About 18 HMG members (including quite a contingent from the Longbridge area) met on a chilly, but bright, Saturday morning at Wilton Windmill, situated above the village of Wilton, nine miles south-east of Marlborough on the North Wessex Downs in an area of Outstanding Natural Beauty.  The windmill is the only working windmill in the Wessex region, and is now an Associate Member of the HMG.  The Society that runs the mill kindly invited HMG members along for a visit, which is how we found ourselves standing on a not a too muddy field, gazing up at this magnificent mill, built in 1821, when the new Kennet & Avon Canal was constructed.  It milled flour for local farmers until 1914, when it was left unused, becoming derelict.

We were met by Charles Baxter who kindly made us coffee, and supplied delicious rolls, which he had made himself that morning using some of the stone-ground wholemeal flour produced at the mill. These were accompanied by a choice of two jams, one of which, the strawberry, was made last year by Charles and his wife, and was very good.

The group was then split roughly into two, and the group I was in went straight to the top of the mill, a bit gingerly at first, having to navigate the vertical ladders, but easier coming down, but well worth it, as the views over the Wiltshire countryside were splendid.


The granary, now used for presentations  about the mill,
with some of our group.  Keith Andrews


Once at the top, one of the millers, Mike Clark, proceeded to give us a potted history of the mill, as well as pointing out and naming the implements used in the production of the milled flour.

Unfortunately, the mill was not in operation during our visit, but they do mill about twelve times a year, and their stone-ground wholemeal flour can be purchased, when available, from the shepherd’s hut situated next to the windmill.

The Mill is owned by Wiltshire County Council, but run by volunteers, The Wilton Windmill Society.
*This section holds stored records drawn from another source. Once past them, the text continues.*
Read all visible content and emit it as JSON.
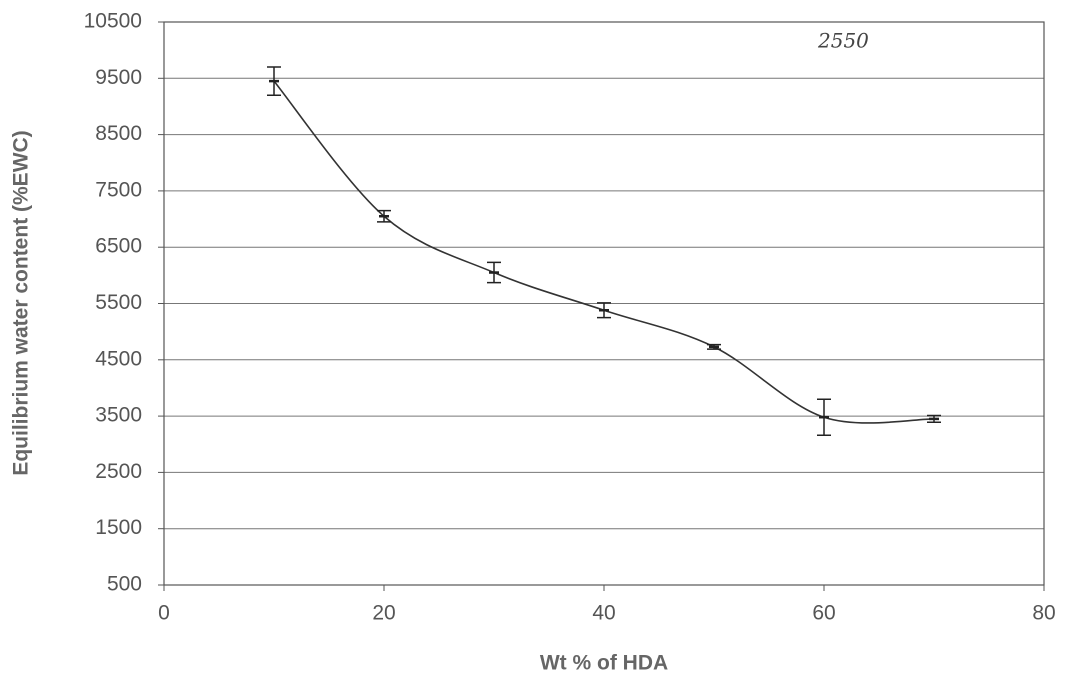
{
  "chart_data": {
    "type": "line",
    "xlabel": "Wt % of HDA",
    "ylabel": "Equilibrium water content (%EWC)",
    "annotation": "2550",
    "x": [
      10,
      20,
      30,
      40,
      50,
      60,
      70
    ],
    "values": [
      9450,
      7050,
      6050,
      5380,
      4730,
      3480,
      3450
    ],
    "errors": [
      250,
      100,
      180,
      130,
      40,
      320,
      60
    ],
    "color": "#333333",
    "xlim": [
      0,
      80
    ],
    "xticks": [
      0,
      20,
      40,
      60,
      80
    ],
    "ylim": [
      500,
      10500
    ],
    "yticks": [
      500,
      1500,
      2500,
      3500,
      4500,
      5500,
      6500,
      7500,
      8500,
      9500,
      10500
    ],
    "grid": true
  }
}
As mentioned, the mill was built in 1821 when the new Kennet & Avon Canal was built. Water from the old River Bedwyn was used to fill the canal, but this left five local watermills with insufficient water. Apparently, when built, Wilton Windmill was “state of the art” employing all the latest developments in windmill technology, with its machinery almost entirely made of cast iron, and according to a temporary report “universally admitted to be of a very superior construction”. For further information on the history of the mill, and details of the mechanism and how it works and so on, go to www.wiltonwindmill.co.uk

It was in 1972 that the Wiltshire Historic Buildings Trust began to restore the windmill, as close as it could to its 1821 original condition, having persuaded Wiltshire County Council to buy the derelict mill. Their long term aim was to guarantee the future of the mill for succeeding generations by restoring it to a working windmill. This work took about four years, and was paid for by various contributions including one from Marlborough & Ramsbury District Council. The Society relies on donations to keep the windmill working, as there is always something that needs to be done to the fabric and the machinery to keep it is good working order, so all donations are gratefully accepted. For further information, there is an excellent family guide book on sale on site for only £1 where you will find a lot more information on the mill, and from where details for this article were obtained.
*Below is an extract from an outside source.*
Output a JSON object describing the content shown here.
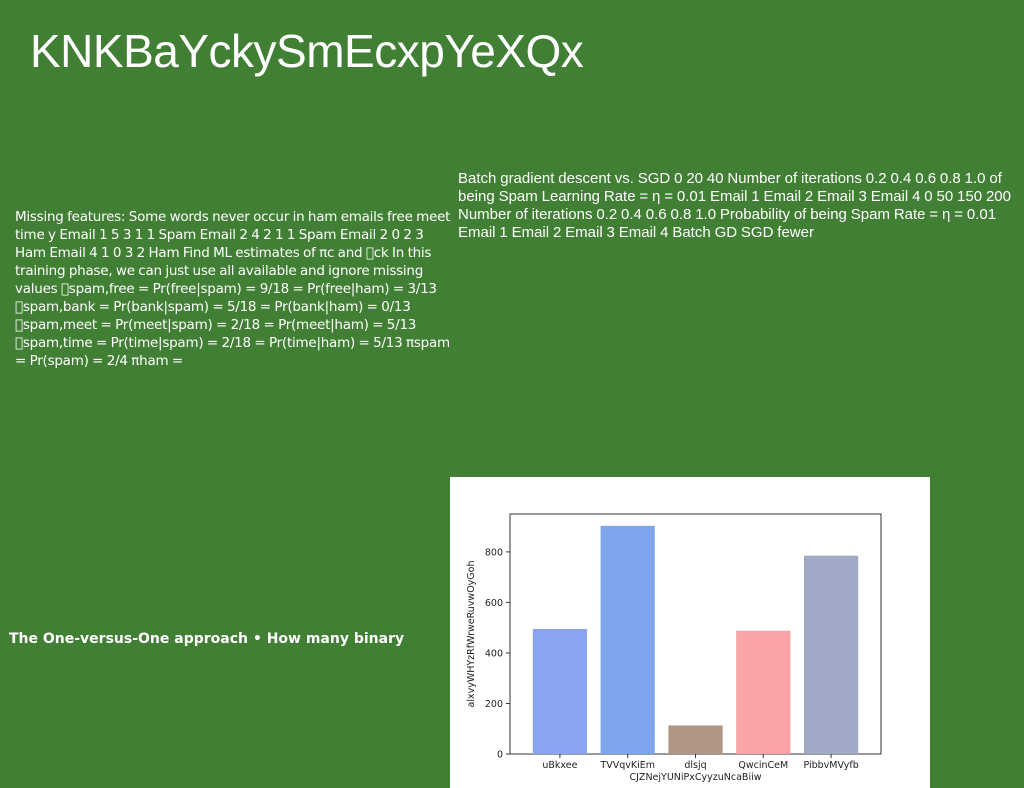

After the visit to the windmill, an added bonus was a trip to Crofton Beam Engines, as it is only about a mile from Wilton Windmill. Those of us who are not local took the opportunity of incorporating it into our visit to Wiltshire. It was a good walk, not too far, and clearly signposted. The Canal & River Trust are currently carrying out extensive work on the canal below Crofton installing electric pumps to replenish the upper reaches of the canal, the job that Crofton still occasionally does. Unfortunately, the engines were not in steam, as this was carried out the week before over the Easter weekend. Obviously, thanks to the Lottery, a lot of money has been spent on the site, and it is so well set out and has good facilities. For further information go to www.croftonbeamengines.org

It was advertised by HMG as “a good day out”, and it certainly was; I do hope everyone enjoyed it as much as I did.